What’s more, it led to anything but a lasting peace between the groups. In fact, a few decades later, the Pilgrims held another “Thanksgiving” to celebrate a bloody and victorious battle with the same Native group – an event they commemorated by mounting the severed head of the son of one of the Native ambassadors at the original “Thanksgiving” on a spike above their town.
And, of course, that era of relentless conflict continued for centuries until European Americans, at long last, either wiped out or subdued Native people and confiscated most of their lands.
As Prof. Deloria writes:
The Thanksgiving story buries the major cause of [what was referred to as] King Philip’s War—the relentless seizure of Indian land. It also covers up the consequence. The war split Wampanoags, as well as every other Native group, and ended with indigenous resistance broken, and the colonists giving thanks. Like most Colonial wars, this one was a giant slave expedition, marked by the seizure and sale of Indian people.”
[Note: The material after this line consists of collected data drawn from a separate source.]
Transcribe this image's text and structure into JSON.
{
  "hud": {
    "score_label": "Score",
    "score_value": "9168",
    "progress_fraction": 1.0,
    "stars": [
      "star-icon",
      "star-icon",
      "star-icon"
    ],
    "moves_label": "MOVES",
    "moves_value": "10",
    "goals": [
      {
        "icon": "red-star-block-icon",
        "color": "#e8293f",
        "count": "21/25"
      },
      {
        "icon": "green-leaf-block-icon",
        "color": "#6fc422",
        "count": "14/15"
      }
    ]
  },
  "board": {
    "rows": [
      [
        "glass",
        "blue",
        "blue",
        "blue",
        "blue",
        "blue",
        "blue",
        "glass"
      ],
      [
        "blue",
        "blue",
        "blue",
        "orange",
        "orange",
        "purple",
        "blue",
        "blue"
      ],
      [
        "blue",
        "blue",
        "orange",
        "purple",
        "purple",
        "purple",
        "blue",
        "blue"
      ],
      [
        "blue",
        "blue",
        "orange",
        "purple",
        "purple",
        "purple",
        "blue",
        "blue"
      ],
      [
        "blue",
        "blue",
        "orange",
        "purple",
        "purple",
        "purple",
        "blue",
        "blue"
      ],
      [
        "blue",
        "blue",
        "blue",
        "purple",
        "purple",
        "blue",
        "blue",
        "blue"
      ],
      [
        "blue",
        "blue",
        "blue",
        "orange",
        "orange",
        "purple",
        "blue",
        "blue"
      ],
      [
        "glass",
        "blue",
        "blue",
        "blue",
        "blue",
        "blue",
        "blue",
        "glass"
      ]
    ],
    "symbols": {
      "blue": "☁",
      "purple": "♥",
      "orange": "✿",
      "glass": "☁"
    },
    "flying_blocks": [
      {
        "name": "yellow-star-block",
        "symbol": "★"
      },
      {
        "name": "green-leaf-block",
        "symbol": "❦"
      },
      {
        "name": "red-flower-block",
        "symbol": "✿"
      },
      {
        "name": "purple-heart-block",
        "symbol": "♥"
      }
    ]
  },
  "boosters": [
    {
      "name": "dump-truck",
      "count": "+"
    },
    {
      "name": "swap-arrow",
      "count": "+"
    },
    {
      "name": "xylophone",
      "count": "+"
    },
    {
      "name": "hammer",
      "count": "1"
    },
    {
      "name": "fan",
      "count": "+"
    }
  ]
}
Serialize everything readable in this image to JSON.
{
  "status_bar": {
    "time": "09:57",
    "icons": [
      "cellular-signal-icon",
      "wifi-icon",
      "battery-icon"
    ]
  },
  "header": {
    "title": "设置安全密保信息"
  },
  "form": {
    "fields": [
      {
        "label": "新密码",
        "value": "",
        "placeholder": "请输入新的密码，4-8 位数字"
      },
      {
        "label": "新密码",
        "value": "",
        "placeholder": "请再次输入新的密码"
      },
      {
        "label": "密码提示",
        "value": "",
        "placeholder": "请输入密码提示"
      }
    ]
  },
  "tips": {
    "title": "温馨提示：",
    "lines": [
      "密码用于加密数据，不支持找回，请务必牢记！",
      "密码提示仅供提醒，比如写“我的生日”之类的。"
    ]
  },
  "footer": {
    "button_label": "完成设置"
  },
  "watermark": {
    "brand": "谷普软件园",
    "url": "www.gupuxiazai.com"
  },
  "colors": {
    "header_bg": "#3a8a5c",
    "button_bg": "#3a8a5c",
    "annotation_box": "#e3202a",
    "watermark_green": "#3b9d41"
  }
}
In other words, it’s not inaccurate to say that, despite the modern mythology that surrounds it, the original events that led up to and followed the first Thanksgiving were not really about human brotherhood and the common good. Rather, they were chiefly (and sadly) about the values that continue to dominate the modern America’s economy and so much of its political discourse in the 21st Century: the values of greed, power and wealth accumulation – what, in many ways, are the core principles of Trumpism.
None of this sobering history lesson is meant to denigrate the modern concept of Thanksgiving as it has come to be practiced in many corners of the country and, indeed, the globe. The idea of families of all shapes, sizes, colors and belief systems coming together to give thanks for their lives, those of their loved ones and the bounty that the Earth provides is always a good one.
It is, however, worth pointing out and remembering the bitter irony that when President Trump and his allies like the leaders of the North Carolina General Assembly turn away suffering immigrants, slash food assistance to the poor and deny them access to healthcare, despoil the environment and seize wealth from the middle class and the poor for themselves and their friends, they are, in many ways, continuing a dark American tradition that dates back to the time of the first Thanksgiving.
Maybe if we understood this history a little better, we might do a better job of overcoming it today and moving beyond it in the future.